Poles are voting Sunday in a parliamentary election that the ruling party of Jaroslaw Kaczynski is favored to win easily, buoyed by the popularity of its social conservatism and generous social spending policies that have reduced poverty.
Law and Justice is the first party since the fall of communism to break with the austerity of previous governments. Those free-market policies took a moribund communist economy and transformed it into one of Europe's most dynamic.
However, many Poles were left out in that transformation and inequalities grew, creating grievances that Law and Justice has addressed skillfully.

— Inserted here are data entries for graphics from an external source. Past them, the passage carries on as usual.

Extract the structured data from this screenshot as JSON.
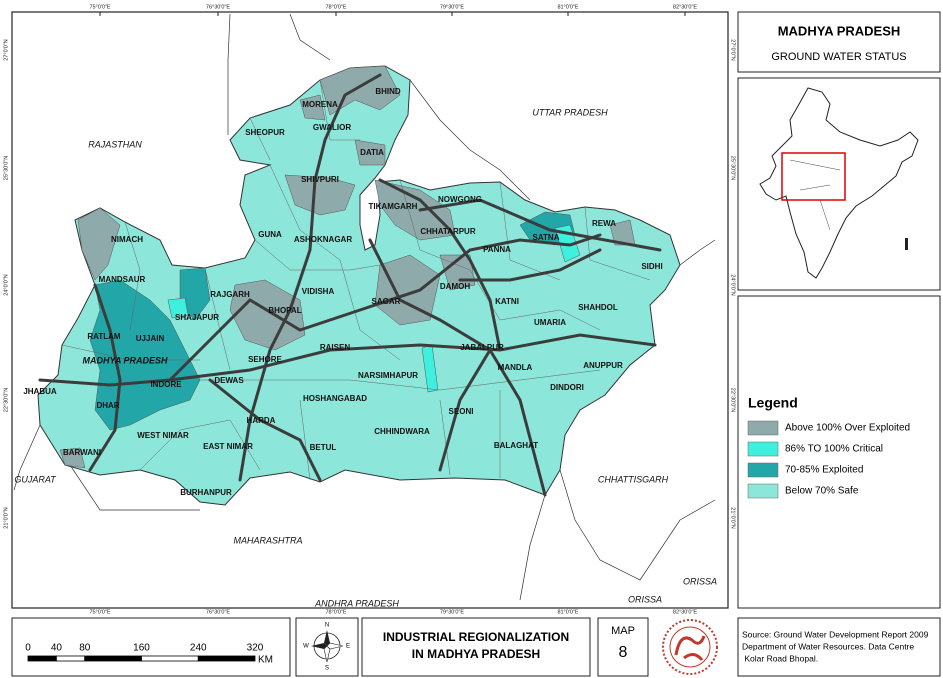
{
  "header": {
    "title": "MADHYA PRADESH",
    "subtitle": "GROUND WATER STATUS"
  },
  "map": {
    "longitude_labels": [
      "75°0'0\"E",
      "76°30'0\"E",
      "78°0'0\"E",
      "79°30'0\"E",
      "81°0'0\"E",
      "82°30'0\"E"
    ],
    "latitude_labels": [
      "27°0'0\"N",
      "25°30'0\"N",
      "24°0'0\"N",
      "22°30'0\"N",
      "21°0'0\"N"
    ],
    "state_label": "MADHYA PRADESH",
    "neighbors": [
      "RAJASTHAN",
      "UTTAR PRADESH",
      "CHHATTISGARH",
      "GUJARAT",
      "MAHARASHTRA",
      "ORISSA",
      "ANDHRA PRADESH",
      "ORISSA"
    ],
    "districts": [
      "MORENA",
      "BHIND",
      "SHEOPUR",
      "GWALIOR",
      "DATIA",
      "SHIVPURI",
      "TIKAMGARH",
      "NOWGONG",
      "CHHATARPUR",
      "PANNA",
      "SATNA",
      "REWA",
      "SIDHI",
      "NIMACH",
      "GUNA",
      "ASHOKNAGAR",
      "MANDSAUR",
      "RAJGARH",
      "VIDISHA",
      "SAGAR",
      "DAMOH",
      "KATNI",
      "SHAHDOL",
      "SHAJAPUR",
      "BHOPAL",
      "UMARIA",
      "RATLAM",
      "UJJAIN",
      "RAISEN",
      "JABALPUR",
      "ANUPPUR",
      "SEHORE",
      "INDORE",
      "DEWAS",
      "NARSIMHAPUR",
      "MANDLA",
      "DINDORI",
      "JHABUA",
      "HOSHANGABAD",
      "DHAR",
      "SEONI",
      "HARDA",
      "CHHINDWARA",
      "WEST NIMAR",
      "EAST NIMAR",
      "BETUL",
      "BALAGHAT",
      "BARWANI",
      "BURHANPUR"
    ]
  },
  "legend": {
    "title": "Legend",
    "items": [
      {
        "label": "Above 100% Over Exploited",
        "color": "#8faaab"
      },
      {
        "label": "86% TO 100%  Critical",
        "color": "#3ff0df"
      },
      {
        "label": "70-85% Exploited",
        "color": "#22a6a8"
      },
      {
        "label": "Below 70% Safe",
        "color": "#8ce6d9"
      }
    ]
  },
  "scale_bar": {
    "ticks": [
      0,
      40,
      80,
      160,
      240,
      320
    ],
    "unit": "KM"
  },
  "compass": {
    "north": "N",
    "south": "S",
    "east": "E",
    "west": "W"
  },
  "footer": {
    "title_lines": [
      "INDUSTRIAL REGIONALIZATION",
      "IN MADHYA PRADESH"
    ],
    "map_label": "MAP",
    "map_number": "8",
    "source_lines": [
      "Source: Ground Water Development Report 2009",
      "Department of Water Resources. Data Centre",
      " Kolar Road Bhopal."
    ]
  }
}
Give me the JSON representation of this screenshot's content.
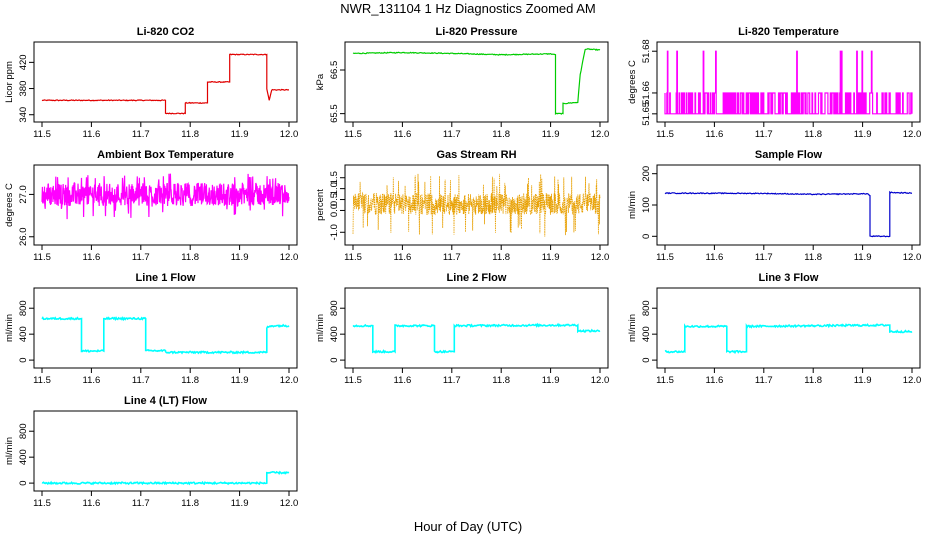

Its most popular program, called 500+, gives away 500 zlotys ($125) to families per month per child, taking the edge off poverty for some and giving more disposable income to all recipients.
However, many of the party's liberal critics fear that another four-year term for Law and Justice will reverse the achievements made three decades ago in this Central European nation, long hailed as a model of democratic transformation.
They cite an erosion of judicial independence, pluralism and minority rights since the party took power in 2015.
More than 30 million people in this nation of 37 million are qualified to vote. They are choosing lawmakers in the 460-seat lower house of parliament and in the 100-seat Senate.
Challenge in Hungary
One country away, Hungarian Prime Minister Viktor Orban's dominant right-wing Fidesz party is facing a challenge from opposition parties who are backing a joint candidate in many cities in local elections nationwide.
Fidesz has been easily winning local, national and European Parliament elections since 2010, but a more unified opposition and the release of a video showing one of the party's best-known mayors, former Olympic champion gymnast Zsolt Borkai, participating in an orgy on a yacht have shaken up the last days of the campaign.
More than 8 million people are eligible to vote Sunday for more than 3,000 mayors and 17,200 local council members elected for five-year terms.